El hombre que en la noche de París se había
olvidado hasta del Padrenuestro, gusta y saborea la oración: “La oración
para purgar mi pasado tan lleno de miserias y de maldades y para prepararme
para la más completa dedicación apostólica; y también, ¿por qué no decirlo? para
satisfacer mi más íntimo deseo; porque la oración me llena de tan profundos
deleites, que muchas veces dejaría el trabajo para ir tras la oración.

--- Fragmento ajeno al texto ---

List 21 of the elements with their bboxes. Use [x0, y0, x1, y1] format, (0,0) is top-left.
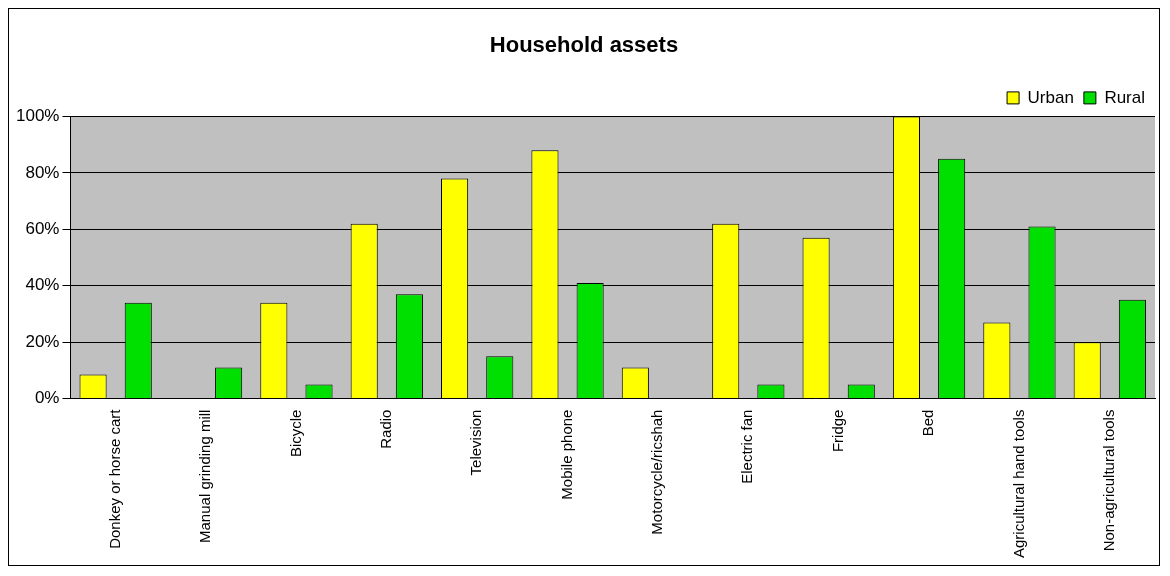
y-tick-label: 60% — [25, 218, 60, 238]
x-tick-label: Motorcycle/ricshah — [648, 409, 666, 535]
x-tick-label: Donkey or horse cart — [105, 408, 123, 549]
x-tick-label: Mobile phone — [557, 409, 575, 500]
y-tick-label: 100% — [16, 106, 60, 126]
x-tick-label: Television — [467, 409, 485, 476]
chart-title: Household assets — [489, 32, 679, 58]
y-tick-label: 40% — [25, 275, 60, 295]
y-tick-label: 80% — [25, 162, 60, 182]
legend-label: Urban — [1027, 87, 1074, 107]
x-tick-label: Radio — [376, 409, 394, 449]
x-tick-label: Bicycle — [286, 409, 304, 458]
x-tick-label: Non-agricultural tools — [1099, 409, 1117, 552]
x-tick-label: Electric fan — [738, 409, 756, 484]
legend-label: Rural — [1104, 87, 1145, 107]
x-tick-label: Bed — [919, 409, 937, 437]
x-tick-label: Manual grinding mill — [196, 409, 214, 543]
y-tick-label: 20% — [25, 331, 60, 351]
x-tick-label: Fridge — [828, 409, 846, 453]
y-tick-label: 0% — [34, 388, 60, 408]
x-tick-label: Agricultural hand tools — [1009, 409, 1027, 558]
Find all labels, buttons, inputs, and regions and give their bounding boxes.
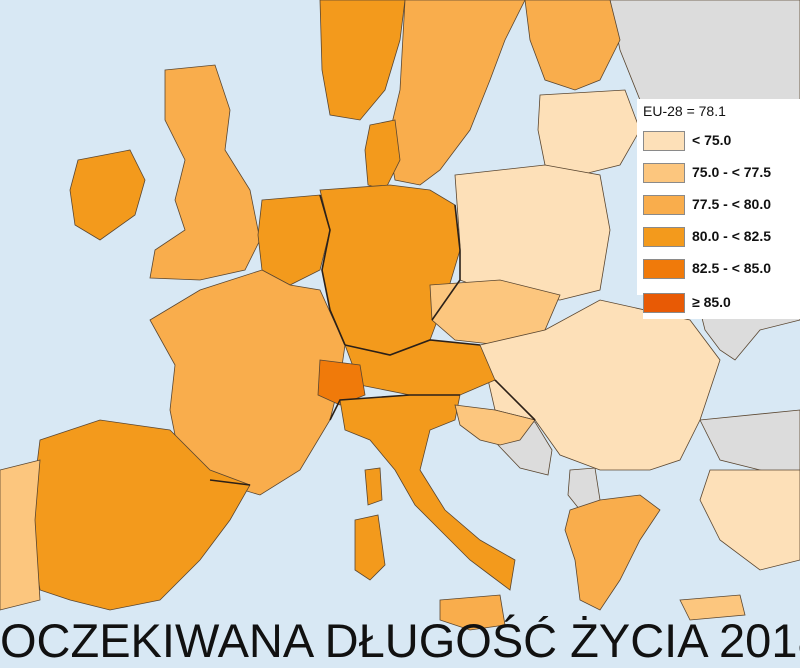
legend-label: 82.5 - < 85.0 (692, 260, 772, 276)
border-west-germany (319, 194, 346, 346)
region-poland (454, 164, 611, 301)
legend-label: ≥ 85.0 (692, 294, 731, 310)
legend-swatch (643, 195, 685, 215)
legend-label: 77.5 - < 80.0 (692, 196, 772, 212)
legend-label: 75.0 - < 77.5 (692, 164, 772, 180)
legend-swatch (643, 259, 685, 279)
border-east-germany (431, 204, 461, 321)
region-east-filler (699, 469, 800, 571)
region-baltics (537, 89, 641, 176)
region-sicily (439, 594, 506, 631)
legend-swatch (643, 293, 685, 313)
region-great-britain (149, 64, 261, 281)
legend-swatch (643, 163, 685, 183)
region-corsica (364, 467, 383, 506)
legend-label: 80.0 - < 82.5 (692, 228, 772, 244)
region-sardinia (354, 514, 386, 581)
border-italy-north (329, 394, 460, 421)
region-croatia (454, 404, 536, 446)
legend-eu-average: EU-28 = 78.1 (643, 103, 726, 119)
region-finland (524, 0, 621, 91)
border-alps (344, 339, 481, 356)
legend-last-row: ≥ 85.0 (643, 293, 800, 319)
legend-label: < 75.0 (692, 132, 732, 148)
region-greece (564, 494, 661, 611)
legend-swatch (643, 227, 685, 247)
region-italy (339, 394, 516, 591)
region-ireland (69, 149, 146, 241)
region-crete (679, 594, 746, 621)
border-balkans (494, 379, 536, 421)
region-norway (319, 0, 406, 121)
legend-swatch (643, 131, 685, 151)
map-title: OCZEKIWANA DŁUGOŚĆ ŻYCIA 2018 (0, 614, 800, 667)
map-legend: EU-28 = 78.1 < 75.0 75.0 - < 77.5 77.5 -… (637, 99, 800, 295)
border-pyrenees (209, 479, 251, 486)
region-portugal (0, 459, 41, 611)
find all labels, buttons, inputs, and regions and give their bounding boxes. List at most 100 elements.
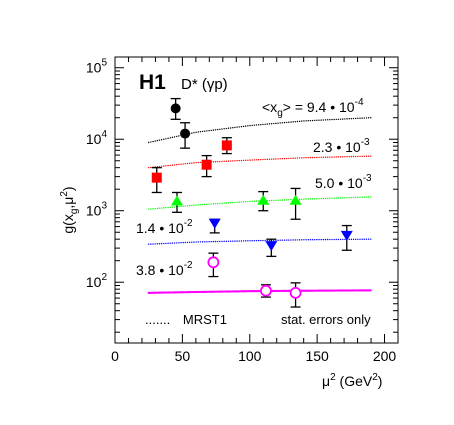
curve-dot: [326, 119, 329, 121]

Y hay
tardes en esta gran iglesia oscura y silenciosa que pierdo la noción del tiempo”.
Un tiempo después, este ilustre filósofo de su época, autor de
obras importantes como “Lecciones preliminares de filosofía”o “Estudios
literarios”, se prepara como un
seminarista más para hacerse cura, dentro de la diócesis de Madrid-Alcalá. A
finales de 1940, Manuel García Morente es ordenado sacerdote. Lo fue apenas por
un par de años. En la mañana del 7 de diciembre de 1942, su cuerpo sin vida fue
encontrado en su lecho. Había muerto apaciblemente durante la noche mientras leía.
Sus manos sostenían aún la Suma Teológica de Santo Tomás de Aquino.